Europe is living through the biggest security crisis of this century, of which Estonia – amongst other Central and Eastern European countries – has been warning its allies and neighbours for decades. On the other side of the world, Taiwan is similarly and painfully aware of the threats posed by increasingly aggressive and assertive China under strongman Xi Jinping.
Today’s event was the first one in a series of webinars meant to facilitate knowledge exchange among the most prominent experts in their field from Estonia, Taiwan, and the US.

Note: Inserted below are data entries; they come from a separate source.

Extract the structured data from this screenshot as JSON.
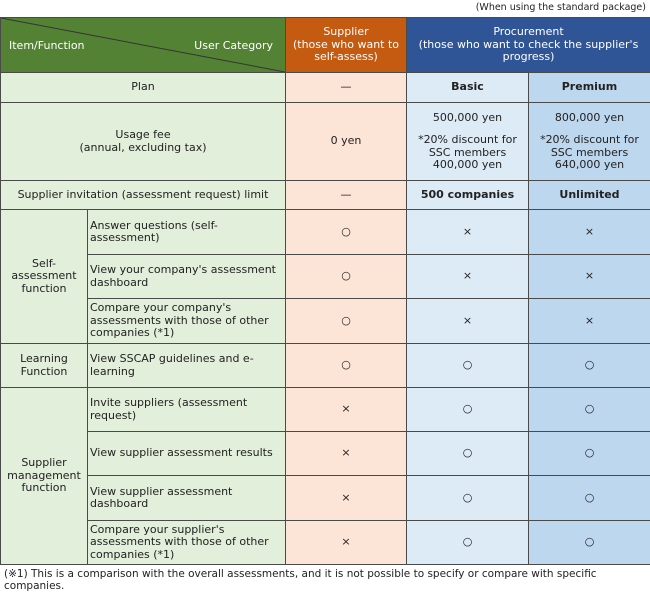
{
  "note_top": "(When using the standard package)",
  "header": {
    "item_function": "Item/Function",
    "user_category": "User Category",
    "supplier": "Supplier\n(those who want to self-assess)",
    "procurement": "Procurement\n(those who want to check the supplier's progress)"
  },
  "colors": {
    "green": "#548235",
    "orange": "#c55a11",
    "blue": "#2f5597"
  },
  "plan": {
    "label": "Plan",
    "supplier": "—",
    "basic": "Basic",
    "premium": "Premium"
  },
  "fee": {
    "label": "Usage fee\n(annual, excluding tax)",
    "supplier": "0 yen",
    "basic": "500,000 yen",
    "basic_discount": "*20% discount for SSC members\n400,000 yen",
    "premium": "800,000 yen",
    "premium_discount": "*20% discount for SSC members\n640,000 yen"
  },
  "limit": {
    "label": "Supplier invitation (assessment request) limit",
    "supplier": "—",
    "basic": "500 companies",
    "premium": "Unlimited"
  },
  "groups": {
    "self": "Self-assessment function",
    "learning": "Learning Function",
    "mgmt": "Supplier management function"
  },
  "rows": [
    {
      "item": "Answer questions (self-assessment)",
      "supplier": "○",
      "basic": "×",
      "premium": "×"
    },
    {
      "item": "View your company's assessment dashboard",
      "supplier": "○",
      "basic": "×",
      "premium": "×"
    },
    {
      "item": "Compare your company's assessments with those of other companies (*1)",
      "supplier": "○",
      "basic": "×",
      "premium": "×"
    },
    {
      "item": "View SSCAP guidelines and e-learning",
      "supplier": "○",
      "basic": "○",
      "premium": "○"
    },
    {
      "item": "Invite suppliers (assessment request)",
      "supplier": "×",
      "basic": "○",
      "premium": "○"
    },
    {
      "item": "View supplier assessment results",
      "supplier": "×",
      "basic": "○",
      "premium": "○"
    },
    {
      "item": "View supplier assessment dashboard",
      "supplier": "×",
      "basic": "○",
      "premium": "○"
    },
    {
      "item": "Compare your supplier's assessments with those of other companies (*1)",
      "supplier": "×",
      "basic": "○",
      "premium": "○"
    }
  ],
  "footnote": "(※1) This is a comparison with the overall assessments, and it is not possible to specify or compare with specific companies."
}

Opening the panel was James Sherr OBE, a senior research fellow at the ICDS, who accentuated the three dimensions – historical, geopolitical, and internal – of Russia’s line of thinking that eventually led the Kremlin to wage the war of aggression against Ukraine.
He was then followed by Dr Che-Chuan Lee, a research fellow in the Division of National Security Research, Institute for National Defense and Security Research (INDSR) in Taipei. Dr Lee explained the evolution in China’s approach to Taiwan – in terms of policy and diplomacy, the so-called grey-zone tactics and disinformation, economic integration and coercion, as well as, of course, the military aspect. All of it taken together has already changed the status quo in the region and potentially even globally.
Next to speak was Russell Hsiao, the executive director of Global Taiwan Institute, a senior fellow at The Jamestown Foundation, and an adjunct fellow at Pacific Forum. Starting with the baseline of the American government’s assessment, he continued with an overview of the Chinese influence operations abroad and in the US, in particular. Mr Hsiao explained how China combines psychological warfare with public opinion and legal warfare to achieve its goal of expending support at national, state, and local levels, as well as among the business community, in a target country.
The panel discussion was enriched by questions from the audience that allowed comparing and contrasting strategic narratives, hybrid tactics, and patterns in Chinese and Russian behaviour. The professional exchange resulted with a conclusion shared by the experts: to avoid another failure of deterrence, conventional measures must be reinforced with other, innovative methods.